El azabache gruñó y dejó caer su cabeza contra su escritorio, sobre las hojas apiladas de bosquejos fallidos.  Su trabajo le gustaba, pero se sentía tan frustrado consigo mismo que ya deseaba finalizar el día en la oficina y esconderse bajo sus cobijas hasta que amaneciera –una vez más.

Y si conseguía algún programa tonto para entretenerse, sería mucho mejor; pues realmente no deseaba pensar en el millón de razones por las que podía ser considerado un idiota.

Suspiró y cogió uno de sus lápices de dibujo entre los dedos, jugando con este mientras recostaba su mentón en la otra mano.
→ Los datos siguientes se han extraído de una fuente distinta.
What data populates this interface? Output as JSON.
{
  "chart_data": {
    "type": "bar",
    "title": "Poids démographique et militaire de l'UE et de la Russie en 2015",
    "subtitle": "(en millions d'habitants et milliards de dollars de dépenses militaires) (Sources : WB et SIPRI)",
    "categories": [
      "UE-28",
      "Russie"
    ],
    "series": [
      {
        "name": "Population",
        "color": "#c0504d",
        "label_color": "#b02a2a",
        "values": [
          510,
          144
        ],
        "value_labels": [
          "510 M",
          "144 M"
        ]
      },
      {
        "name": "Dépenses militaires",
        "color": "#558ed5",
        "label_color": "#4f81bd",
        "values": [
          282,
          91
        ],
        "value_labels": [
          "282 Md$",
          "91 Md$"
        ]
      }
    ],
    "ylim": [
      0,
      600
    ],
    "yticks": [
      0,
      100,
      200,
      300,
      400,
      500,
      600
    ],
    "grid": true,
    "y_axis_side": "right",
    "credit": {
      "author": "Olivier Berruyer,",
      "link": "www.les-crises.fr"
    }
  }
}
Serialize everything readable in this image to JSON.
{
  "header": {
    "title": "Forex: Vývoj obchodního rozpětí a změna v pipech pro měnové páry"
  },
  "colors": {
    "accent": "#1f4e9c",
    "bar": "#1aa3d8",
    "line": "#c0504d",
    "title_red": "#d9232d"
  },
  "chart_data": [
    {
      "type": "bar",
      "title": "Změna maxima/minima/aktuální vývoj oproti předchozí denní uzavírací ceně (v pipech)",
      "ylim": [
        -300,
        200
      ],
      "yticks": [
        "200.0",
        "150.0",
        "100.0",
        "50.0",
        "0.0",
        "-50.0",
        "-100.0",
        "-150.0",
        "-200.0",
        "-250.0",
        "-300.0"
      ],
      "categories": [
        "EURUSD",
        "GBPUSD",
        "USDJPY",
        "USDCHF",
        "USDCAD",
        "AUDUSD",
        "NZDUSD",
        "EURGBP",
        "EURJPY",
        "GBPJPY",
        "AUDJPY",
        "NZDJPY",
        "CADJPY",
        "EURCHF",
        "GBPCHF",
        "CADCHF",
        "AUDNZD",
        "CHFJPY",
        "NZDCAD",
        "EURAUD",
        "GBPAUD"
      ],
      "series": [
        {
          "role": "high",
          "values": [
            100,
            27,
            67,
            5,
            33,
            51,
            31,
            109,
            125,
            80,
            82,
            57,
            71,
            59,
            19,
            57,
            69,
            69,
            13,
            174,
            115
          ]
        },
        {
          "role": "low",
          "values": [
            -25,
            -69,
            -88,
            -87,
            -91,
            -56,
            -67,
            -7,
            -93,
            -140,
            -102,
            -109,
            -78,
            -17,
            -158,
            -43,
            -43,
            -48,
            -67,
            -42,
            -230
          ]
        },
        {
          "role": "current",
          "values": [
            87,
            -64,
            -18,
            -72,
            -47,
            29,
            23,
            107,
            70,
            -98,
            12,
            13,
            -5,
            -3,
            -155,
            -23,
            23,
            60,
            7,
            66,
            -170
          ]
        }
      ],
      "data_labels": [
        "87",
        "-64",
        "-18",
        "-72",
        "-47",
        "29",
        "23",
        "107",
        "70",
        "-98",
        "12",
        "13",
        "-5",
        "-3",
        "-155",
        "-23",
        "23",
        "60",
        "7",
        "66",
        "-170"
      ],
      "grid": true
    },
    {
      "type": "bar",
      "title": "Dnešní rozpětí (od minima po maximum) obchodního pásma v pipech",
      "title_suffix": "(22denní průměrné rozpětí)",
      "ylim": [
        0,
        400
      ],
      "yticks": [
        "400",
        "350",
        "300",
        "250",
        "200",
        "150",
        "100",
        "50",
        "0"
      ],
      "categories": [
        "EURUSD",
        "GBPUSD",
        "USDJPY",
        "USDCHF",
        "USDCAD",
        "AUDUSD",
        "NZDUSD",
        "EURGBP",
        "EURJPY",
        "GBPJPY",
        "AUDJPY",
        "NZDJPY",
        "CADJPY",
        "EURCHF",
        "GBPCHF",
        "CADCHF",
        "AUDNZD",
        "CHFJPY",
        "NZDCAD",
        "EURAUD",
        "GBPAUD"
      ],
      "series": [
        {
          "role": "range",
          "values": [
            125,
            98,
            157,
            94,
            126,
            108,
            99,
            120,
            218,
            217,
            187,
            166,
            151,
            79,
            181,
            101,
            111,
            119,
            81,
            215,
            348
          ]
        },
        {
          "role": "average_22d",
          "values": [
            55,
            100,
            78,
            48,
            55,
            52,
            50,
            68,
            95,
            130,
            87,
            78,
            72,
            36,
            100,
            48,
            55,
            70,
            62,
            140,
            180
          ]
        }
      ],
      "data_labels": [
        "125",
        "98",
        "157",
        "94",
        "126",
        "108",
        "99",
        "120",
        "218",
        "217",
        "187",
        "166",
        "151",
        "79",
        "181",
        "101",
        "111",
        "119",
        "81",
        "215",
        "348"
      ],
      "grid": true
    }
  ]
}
Miró el diseño de la casa de descanso para adultos mayores, un proyecto que su jefe le confió que solo él podría hacer –aunque Wonwoo ya empezaba a dudarlo. Todo en el bosquejo estaba mal e incluso siendo capaz de admitirlo, no sabía cómo arreglarlo.

Arrugó la hoja con sus dos manos y la lanzó hacia atrás, sin la más mínima intención de recoger ese basurero después. Cerró los ojos y se imaginó el lugar  en su mente, para luego dejar que su mano viajara por todo el papel, creando una especie de patio para que los adultos mayores disfrutaran.

No supo qué estaba haciendo hasta que decidió mirar más detenidamente su trabajo, y quiso llorar por el increíble bloqueo –que al parecer tenía hasta nombre y apellido –que le impedía hacer algo. Aunque sí dibujó, no era precisamente lo que esperaba, o lo que debía haber hecho; en su lugar plasmó la vacía calle y el cielo estrellado de la noche en que Mingyu le declaró su amor. Si él no fuera tan idiota, se habría permitido admirar su obra.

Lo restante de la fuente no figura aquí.